A simple R packages for bulk segregation analysis.
install.packages("vcfR")
remotes::install_github("xuzhougeng/bsaR")
The input file should be processed by the GATK, e.g "gatk-hc.final.snp.vcf.gz"
Step1: Create the BSA project from the vcf file
library(vcfR)
library(bsaR)
# Calculate the allele frequency ------------------------------------------
vcf.file <- "gatk-hc.final.snp.vcf.gz"
bsa <- CreateBsaFromVcf(vcf.file = vcf.file)

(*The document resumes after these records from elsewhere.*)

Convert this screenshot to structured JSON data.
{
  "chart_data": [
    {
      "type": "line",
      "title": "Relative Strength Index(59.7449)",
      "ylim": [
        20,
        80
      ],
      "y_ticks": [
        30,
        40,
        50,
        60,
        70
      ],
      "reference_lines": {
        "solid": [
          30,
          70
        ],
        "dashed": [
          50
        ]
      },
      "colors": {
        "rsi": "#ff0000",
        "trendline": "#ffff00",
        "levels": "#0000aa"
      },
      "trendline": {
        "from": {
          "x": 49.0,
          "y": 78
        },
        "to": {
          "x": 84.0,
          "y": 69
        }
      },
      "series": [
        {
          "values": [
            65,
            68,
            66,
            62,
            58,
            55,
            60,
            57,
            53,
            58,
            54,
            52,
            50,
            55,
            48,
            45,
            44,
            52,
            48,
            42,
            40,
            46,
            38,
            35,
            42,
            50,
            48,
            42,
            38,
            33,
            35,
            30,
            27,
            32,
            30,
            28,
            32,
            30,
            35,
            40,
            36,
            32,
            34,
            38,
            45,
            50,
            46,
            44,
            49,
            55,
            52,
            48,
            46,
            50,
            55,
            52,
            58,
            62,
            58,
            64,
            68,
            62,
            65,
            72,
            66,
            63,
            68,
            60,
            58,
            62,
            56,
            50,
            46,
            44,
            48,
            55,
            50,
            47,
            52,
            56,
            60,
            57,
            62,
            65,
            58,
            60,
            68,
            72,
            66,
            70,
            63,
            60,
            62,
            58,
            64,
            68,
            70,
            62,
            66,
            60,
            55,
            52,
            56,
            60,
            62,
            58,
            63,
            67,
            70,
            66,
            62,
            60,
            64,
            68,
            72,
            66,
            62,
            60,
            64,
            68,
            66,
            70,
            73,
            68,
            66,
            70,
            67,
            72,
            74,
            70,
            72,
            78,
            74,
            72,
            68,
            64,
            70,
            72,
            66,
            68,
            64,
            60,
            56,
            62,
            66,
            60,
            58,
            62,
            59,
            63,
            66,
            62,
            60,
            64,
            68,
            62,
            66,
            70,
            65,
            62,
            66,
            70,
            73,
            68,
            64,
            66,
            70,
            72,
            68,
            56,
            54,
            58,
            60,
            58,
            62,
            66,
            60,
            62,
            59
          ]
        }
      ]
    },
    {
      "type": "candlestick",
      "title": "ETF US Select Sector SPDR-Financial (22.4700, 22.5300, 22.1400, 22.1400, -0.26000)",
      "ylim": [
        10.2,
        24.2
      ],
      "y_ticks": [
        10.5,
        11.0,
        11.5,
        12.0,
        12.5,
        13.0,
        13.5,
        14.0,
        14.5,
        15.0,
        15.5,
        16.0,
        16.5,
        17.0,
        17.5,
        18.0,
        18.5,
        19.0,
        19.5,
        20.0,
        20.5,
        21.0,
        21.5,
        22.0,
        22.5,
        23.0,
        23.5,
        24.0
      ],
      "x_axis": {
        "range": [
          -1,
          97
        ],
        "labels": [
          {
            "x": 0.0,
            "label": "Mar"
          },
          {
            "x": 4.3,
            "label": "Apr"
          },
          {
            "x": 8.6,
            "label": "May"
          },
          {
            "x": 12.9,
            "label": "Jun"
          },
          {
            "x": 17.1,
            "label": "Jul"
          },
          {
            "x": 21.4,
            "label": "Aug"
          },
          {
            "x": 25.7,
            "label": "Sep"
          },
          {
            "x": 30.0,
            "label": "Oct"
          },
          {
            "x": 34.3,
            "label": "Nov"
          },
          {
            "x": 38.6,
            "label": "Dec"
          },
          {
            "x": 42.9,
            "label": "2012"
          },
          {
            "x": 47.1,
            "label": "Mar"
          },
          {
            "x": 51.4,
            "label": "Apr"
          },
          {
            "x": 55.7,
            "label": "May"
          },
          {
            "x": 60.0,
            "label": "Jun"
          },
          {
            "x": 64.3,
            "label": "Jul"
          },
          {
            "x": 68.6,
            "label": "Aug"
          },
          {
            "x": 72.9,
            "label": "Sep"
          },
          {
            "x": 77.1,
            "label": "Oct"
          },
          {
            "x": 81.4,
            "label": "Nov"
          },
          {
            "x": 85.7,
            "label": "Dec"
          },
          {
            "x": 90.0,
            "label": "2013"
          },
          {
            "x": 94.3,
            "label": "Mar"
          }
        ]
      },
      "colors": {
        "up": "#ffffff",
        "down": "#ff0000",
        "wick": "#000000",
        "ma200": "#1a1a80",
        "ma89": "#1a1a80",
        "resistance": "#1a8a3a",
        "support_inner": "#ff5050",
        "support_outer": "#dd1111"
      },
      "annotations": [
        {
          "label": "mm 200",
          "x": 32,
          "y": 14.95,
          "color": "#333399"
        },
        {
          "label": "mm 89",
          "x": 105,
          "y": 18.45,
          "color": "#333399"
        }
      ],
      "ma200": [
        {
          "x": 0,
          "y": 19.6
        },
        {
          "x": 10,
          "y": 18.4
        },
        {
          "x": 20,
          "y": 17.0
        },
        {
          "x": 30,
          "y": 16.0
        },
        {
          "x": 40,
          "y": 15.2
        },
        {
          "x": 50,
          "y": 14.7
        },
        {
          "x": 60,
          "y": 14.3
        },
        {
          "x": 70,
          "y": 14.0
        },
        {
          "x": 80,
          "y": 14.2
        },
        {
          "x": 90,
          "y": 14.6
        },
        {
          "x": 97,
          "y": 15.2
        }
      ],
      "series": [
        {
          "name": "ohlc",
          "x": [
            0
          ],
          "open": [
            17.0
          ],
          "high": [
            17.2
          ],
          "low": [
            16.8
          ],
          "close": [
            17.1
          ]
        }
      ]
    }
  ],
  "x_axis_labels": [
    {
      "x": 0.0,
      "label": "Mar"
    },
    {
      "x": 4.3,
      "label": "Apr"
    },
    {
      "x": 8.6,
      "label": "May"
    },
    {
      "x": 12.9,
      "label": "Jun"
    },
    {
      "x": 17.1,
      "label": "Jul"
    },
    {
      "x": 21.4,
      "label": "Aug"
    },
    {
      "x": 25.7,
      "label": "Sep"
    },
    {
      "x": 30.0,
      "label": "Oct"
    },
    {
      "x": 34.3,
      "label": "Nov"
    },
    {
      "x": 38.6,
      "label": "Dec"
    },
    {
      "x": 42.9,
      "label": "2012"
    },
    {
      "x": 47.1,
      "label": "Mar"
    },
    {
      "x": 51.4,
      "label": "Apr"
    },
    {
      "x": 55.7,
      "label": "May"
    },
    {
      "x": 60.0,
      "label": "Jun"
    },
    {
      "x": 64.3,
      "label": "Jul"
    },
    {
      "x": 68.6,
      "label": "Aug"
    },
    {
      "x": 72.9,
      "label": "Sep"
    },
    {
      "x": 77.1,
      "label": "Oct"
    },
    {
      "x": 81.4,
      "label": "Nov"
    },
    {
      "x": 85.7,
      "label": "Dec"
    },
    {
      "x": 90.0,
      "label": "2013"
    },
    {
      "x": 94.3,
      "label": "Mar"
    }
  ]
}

Step2: Filter the BSA with the following standard
- only keep bi
- exclude the NA row
- filter the only depth loci
bsa <- FilterMultiVariant(bsa)
bsa <- FilterNaVariant(bsa)
bsa <- CalcDepth(bsa)
bsa <- FilterLowDepth(bsa, depth = 40)
Step3: calculte the frequency
bsa <- CalcAltFreq(bsa)
Step3.5: filter the potential error loci with low frequency
Step4: Visualization
"sample1" and "sample2" should be sample name in the VCF file
# Visualization -----------------------------------------------------------
bsa <- CalcFreqByWindow(bsa, window.size = 5000)
# plot per contig
# plot for contig ------------------------------------------------------
pdf("dotplot.pdf")
for (i in paste0("chr", 1:8)){
plotWindowFreq(bsa, i, "sample1", "sample2",
window.size = 5000)
}
dev.off()